I turn in sightings of plants and animals that are on a "watch list" to the Wyoming Natural Diversity Database at the University of Wyoming http://uwadmnweb.uwyo.edu/wyndd/

.....and the WY Game and Fish........if I can find the time.


----------



## Wind In His Hair (Dec 31, 2009)

guner said:


> ahhh Like Chicken ?! :lol:


Yeah, but original or extra crispy? :lol:


----------



## Bo0YaA (Sep 29, 2008)

Wow, like Bax, I had no idea about the whitetail jack. I shot what I thought was a snowshoe hare about 20 years ago while elk hunting outside of Richfield. This thing had real long ears and huge long rear feet. In the picture I had of it I'm holding it by the ears near chest level and the feet are only hanging about 10 inches off the ground and I'm 6'3. It was a big old bunny and for all these years I thought it was a snowshoe lol.
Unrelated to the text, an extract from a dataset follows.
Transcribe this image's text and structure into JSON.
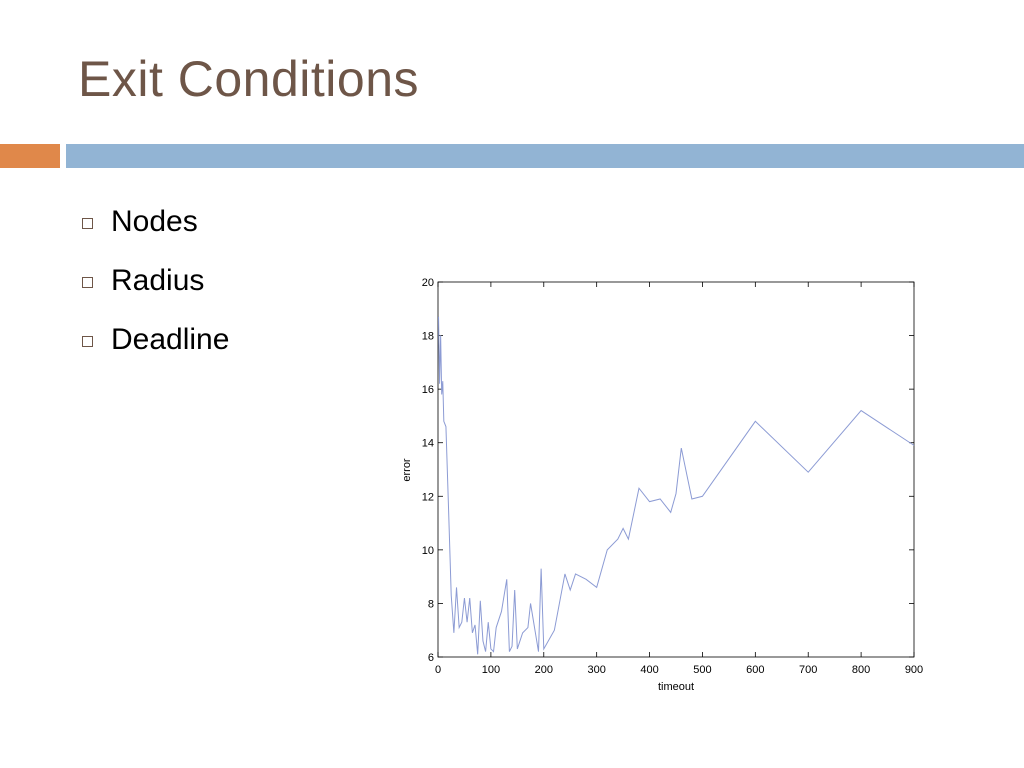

Was real good eatin I remember that.


----------



## 2litl2l8 (Jan 16, 2008)

Have any of you eaten black tailed jackrabbit. I have hunted them alot and they seem to have a lot of meat on them, that is compaired to other things that we spend all day hunting only to end up with 1lb of meat (doves). Anyway, I have often thought about trying to eat one and was looking for some input.


----------



## shwiggaman (Sep 20, 2010)

according to what iv been told about 90% of the population can eat jack rabbits but its fatal to the 10% who cant. The catch is u dont know if your allergic to it until u eat it and by then its to late. At least thats what iv been told


----------